• last year
If you remember the repeated storms that kept slamming California last winter, the weather pattern now is sort of like the opposite of that. AccuWeather's Bob Larson explains.
Transcript
00:00 Well, if it isn't pouring rain, it's been incredibly humid.
00:03 We've seen the images from this summer in the Northeast and throughout New England especially,
00:08 washed out, flooded or destroyed roads, along with swollen and raging rivers.
00:13 AccuWeather regional expert Bob Larson joins us to put some perspective on this ridiculous
00:18 rainfall.
00:19 Bob, thanks for your time.
00:20 Thanks for joining us.
00:21 Sure.
00:22 It's good to be here, Kevin.
00:23 And what we've seen...
00:24 I'm sorry.
00:25 Go right ahead.
00:26 I'm sorry.
00:27 Hey, hey, you know.
00:28 I think that the upper level wind pattern, if you look at what weather is happening anywhere
00:33 in the world, you can almost always trace it to what?
00:36 The jet stream, right?
00:37 And here in the U.S., in the summertime, what we're seeing is a jet stream that's not too
00:42 different from a normal summer.
00:44 But tell us how that jet stream's location has been impacting some of the storms we've
00:49 seen in the Northeast this summer.
00:51 Well, here we see a typical jet stream pattern during the summer.
00:54 To get into the warmer summer months, the jet stream lifts north during the warm weather
00:58 season, and that tends to be the steering track for storm systems that move across the
01:03 northern tier states.
01:04 Cold fronts extend southward out of those storms.
01:07 You typically get occasional showers and thunderstorms as the fronts move through.
01:11 It's been a little bit different this year in the sense that we've seen a large bridge
01:16 of high pressure in the west, the so-called heat dome, leading to the extreme and record-breaking
01:21 heat out west, while at the same time there's been more of a dip in the jet stream farther
01:25 to the east, much more so than what we would typically see.
01:28 And that's often the way it works with a jet stream.
01:30 When one part of the country, we see the jet goes up, another part of the country it goes
01:33 down, much like a seesaw, and vice versa.
01:35 We saw this last winter with the countless storms that kept slamming into California
01:40 with a dip in the jet stream out west, while all the while the jet stream had lifted farther
01:44 to the north than the east, and it was mild and in many cases almost snowless.
01:48 It's more or less the opposite of what we've seen and are continuing to see this summer.
01:54 That's a good point, Bob.
01:55 And you know, when it comes to a wet summer, of course we've seen those, you have too,
01:59 you've lived here for a long time here in the northeast, but what's a little bit different
02:03 about this really wet and flooded summer compared to maybe other ones?

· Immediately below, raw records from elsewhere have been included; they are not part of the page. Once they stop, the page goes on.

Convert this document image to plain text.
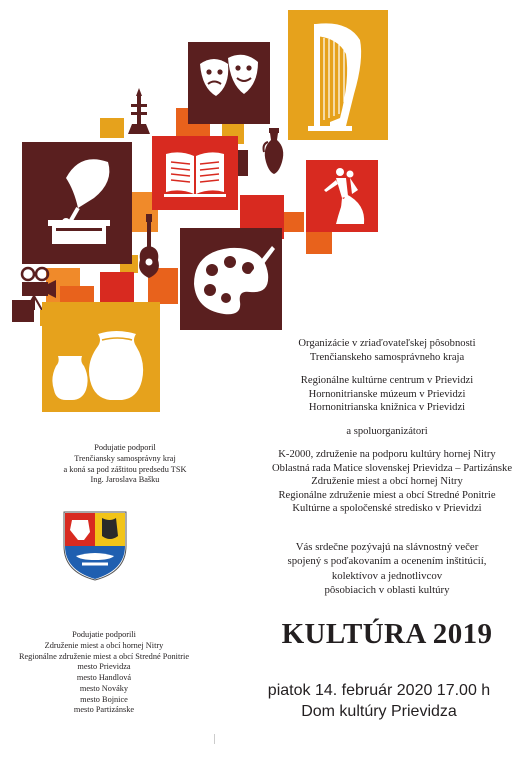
Organizácie v zriaďovateľskej pôsobnosti
Trenčianskeho samosprávneho kraja
Regionálne kultúrne centrum v Prievidzi
Hornonitrianske múzeum v Prievidzi
Hornonitrianska knižnica v Prievidzi
a spoluorganizátori
K-2000, združenie na podporu kultúry hornej Nitry
Oblastná rada Matice slovenskej Prievidza – Partizánske
Združenie miest a obcí hornej Nitry
Regionálne združenie miest a obcí Stredné Ponitrie
Kultúrne a spoločenské stredisko v Prievidzi
Vás srdečne pozývajú na slávnostný večer
spojený s poďakovaním a ocenením inštitúcií,
kolektívov a jednotlivcov
pôsobiacich v oblasti kultúry
KULTÚRA 2019
piatok 14. február 2020 17.00 h
Dom kultúry Prievidza
Podujatie podporil
Trenčiansky samosprávny kraj
a koná sa pod záštitou predsedu TSK
Ing. Jaroslava Bašku
Podujatie podporili
Združenie miest a obcí hornej Nitry
Regionálne združenie miest a obcí Stredné Ponitrie
mesto Prievidza
mesto Handlová
mesto Nováky
mesto Bojnice
mesto Partizánske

02:08 Over the years we've all witnessed wet summers, we've witnessed dry summers, where the lawns
02:12 tend to turn brown, particularly during the latter stages of July and August.

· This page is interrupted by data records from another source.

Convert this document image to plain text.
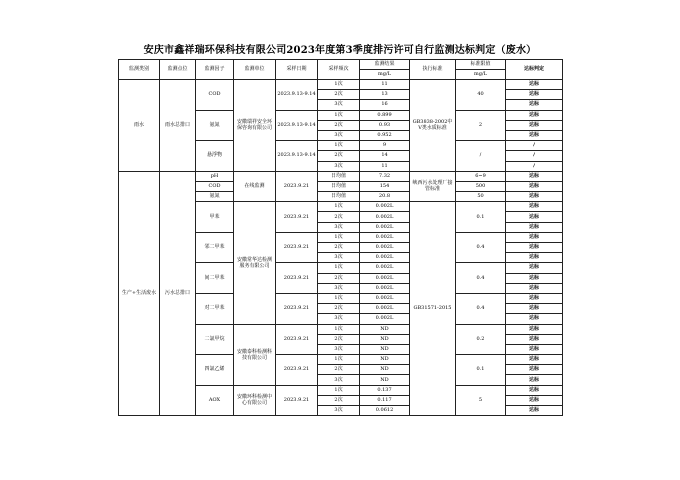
安庆市鑫祥瑞环保科技有限公司2023年度第3季度排污许可自行监测达标判定（废水）
监测类别	监测点位	监测因子	监测单位	采样日期	采样频次	监测结果	执行标准	标准限值	达标判定
						mg/L		mg/L	
雨水	雨水总排口	COD	安徽瑞祥安全环保咨询有限公司	2023.9.13-9.14	1次	11	GB3838-2002中Ⅴ类水质标准	40	达标
					2次	13			达标
					3次	16			达标
		氨氮		2023.9.13-9.14	1次	0.899		2	达标
					2次	0.93			达标
					3次	0.952			达标
		悬浮物		2023.9.13-9.14	1次	9		/	/
					2次	14			/
					3次	11			/
生产+生活废水	污水总排口	pH	在线监测	2023.9.21	日均值	7.32	峡西污水处理厂接管标准	6~9	达标
		COD			日均值	154		500	达标
		氨氮			日均值	20.8		50	达标
		甲苯	安徽常华达检测服务有限公司	2023.9.21	1次	0.002L	GB31571-2015	0.1	达标
					2次	0.002L			达标
					3次	0.002L			达标
		邻二甲苯		2023.9.21	1次	0.002L		0.4	达标
					2次	0.002L			达标
					3次	0.002L			达标
		间二甲苯		2023.9.21	1次	0.002L		0.4	达标
					2次	0.002L			达标
					3次	0.002L			达标
		对二甲苯		2023.9.21	1次	0.002L		0.4	达标
					2次	0.002L			达标
					3次	0.002L			达标
		二氯甲烷	安徽泰科检测科技有限公司	2023.9.21	1次	ND		0.2	达标
					2次	ND			达标
					3次	ND			达标
		四氯乙烯		2023.9.21	1次	ND		0.1	达标
					2次	ND			达标
					3次	ND			达标
		AOX	安徽环科检测中心有限公司	2023.9.21	1次	0.137		5	达标
					2次	0.117			达标
					3次	0.0612			达标
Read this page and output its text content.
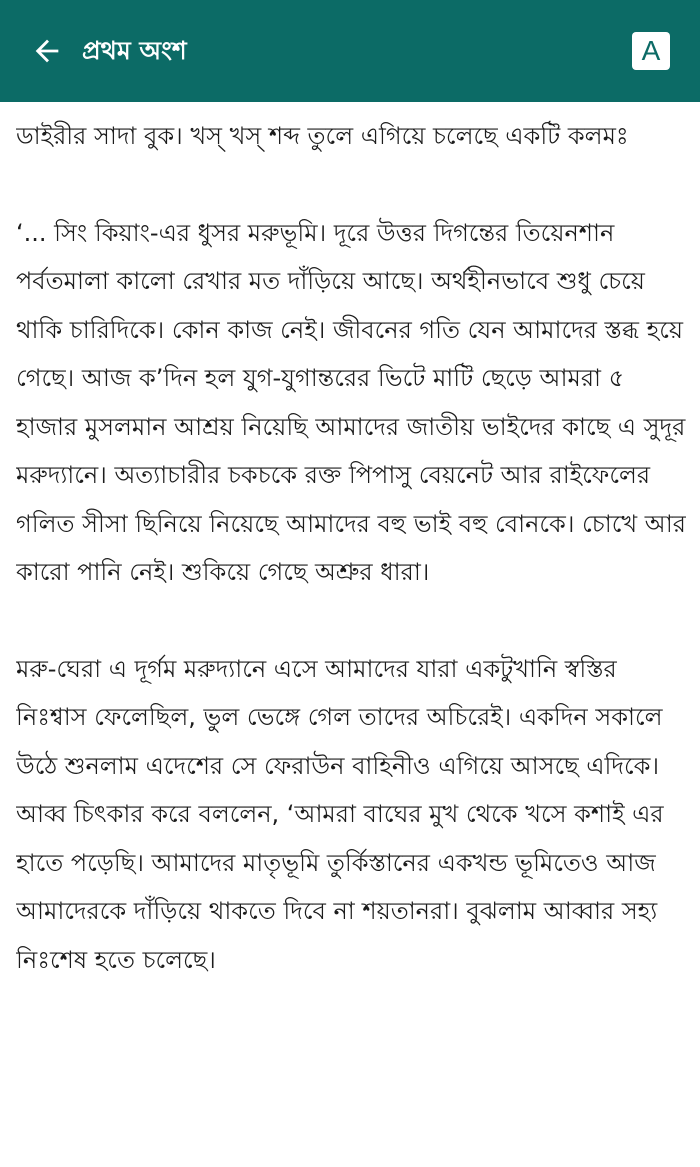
প্রথম অংশ	A

ডাইরীর সাদা বুক। খস্ খস্ শব্দ তুলে এগিয়ে চলেছে একটি কলমঃ

‘... সিং কিয়াং-এর ধুসর মরুভূমি। দূরে উত্তর দিগন্তের তিয়েনশান পর্বতমালা কালো রেখার মত দাঁড়িয়ে আছে। অর্থহীনভাবে শুধু চেয়ে থাকি চারিদিকে। কোন কাজ নেই। জীবনের গতি যেন আমাদের স্তব্ধ হয়ে গেছে। আজ ক’দিন হল যুগ-যুগান্তরের ভিটে মাটি ছেড়ে আমরা ৫ হাজার মুসলমান আশ্রয় নিয়েছি আমাদের জাতীয় ভাইদের কাছে এ সুদূর মরুদ্যানে। অত্যাচারীর চকচকে রক্ত পিপাসু বেয়নেট আর রাইফেলের গলিত সীসা ছিনিয়ে নিয়েছে আমাদের বহু ভাই বহু বোনকে। চোখে আর কারো পানি নেই। শুকিয়ে গেছে অশ্রুর ধারা।

মরু-ঘেরা এ দূর্গম মরুদ্যানে এসে আমাদের যারা একটুখানি স্বস্তির নিঃশ্বাস ফেলেছিল, ভুল ভেঙ্গে গেল তাদের অচিরেই। একদিন সকালে উঠে শুনলাম এদেশের সে ফেরাউন বাহিনীও এগিয়ে আসছে এদিকে। আব্ব চিৎকার করে বললেন, ‘আমরা বাঘের মুখ থেকে খসে কশাই এর হাতে পড়েছি। আমাদের মাতৃভূমি তুর্কিস্তানের একখন্ড ভূমিতেও আজ আমাদেরকে দাঁড়িয়ে থাকতে দিবে না শয়তানরা। বুঝলাম আব্বার সহ্য নিঃশেষ হতে চলেছে।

02:16 What sets this year apart, in my mind, is the fact that in many parts of the northeast,
02:21 coming out of May and on into June as we were ramping up into the warm weather season, it
02:25 was exceptionally dry.
02:27 Things were drying out very early, much earlier than we typically see it, but rather than
02:31 that evolving into a continuous drought-like summer, it's almost as if we've flipped the
02:36 switch and we've gone from excessive dryness to excessive and relentless rainfall over
02:41 the past several weeks, and we've seen countless examples of flash flooding, serious flash
02:46 flooding a couple weekends ago from Orange County in New York, northward through Vermont
02:50 most recently with the footage we just saw there, the deadly flash flooding in Bucks
02:54 County north of Philadelphia.
02:56 It's just complete turnaround from several weeks ago.
02:59 You got it, Bob.
03:00 Going from one extreme to the other, not exactly the way that we want to live our lives weather-wise,
03:04 but we have to deal with it.
03:05 Bob Larson, AccuWeather regional expert, thank you very much for your time.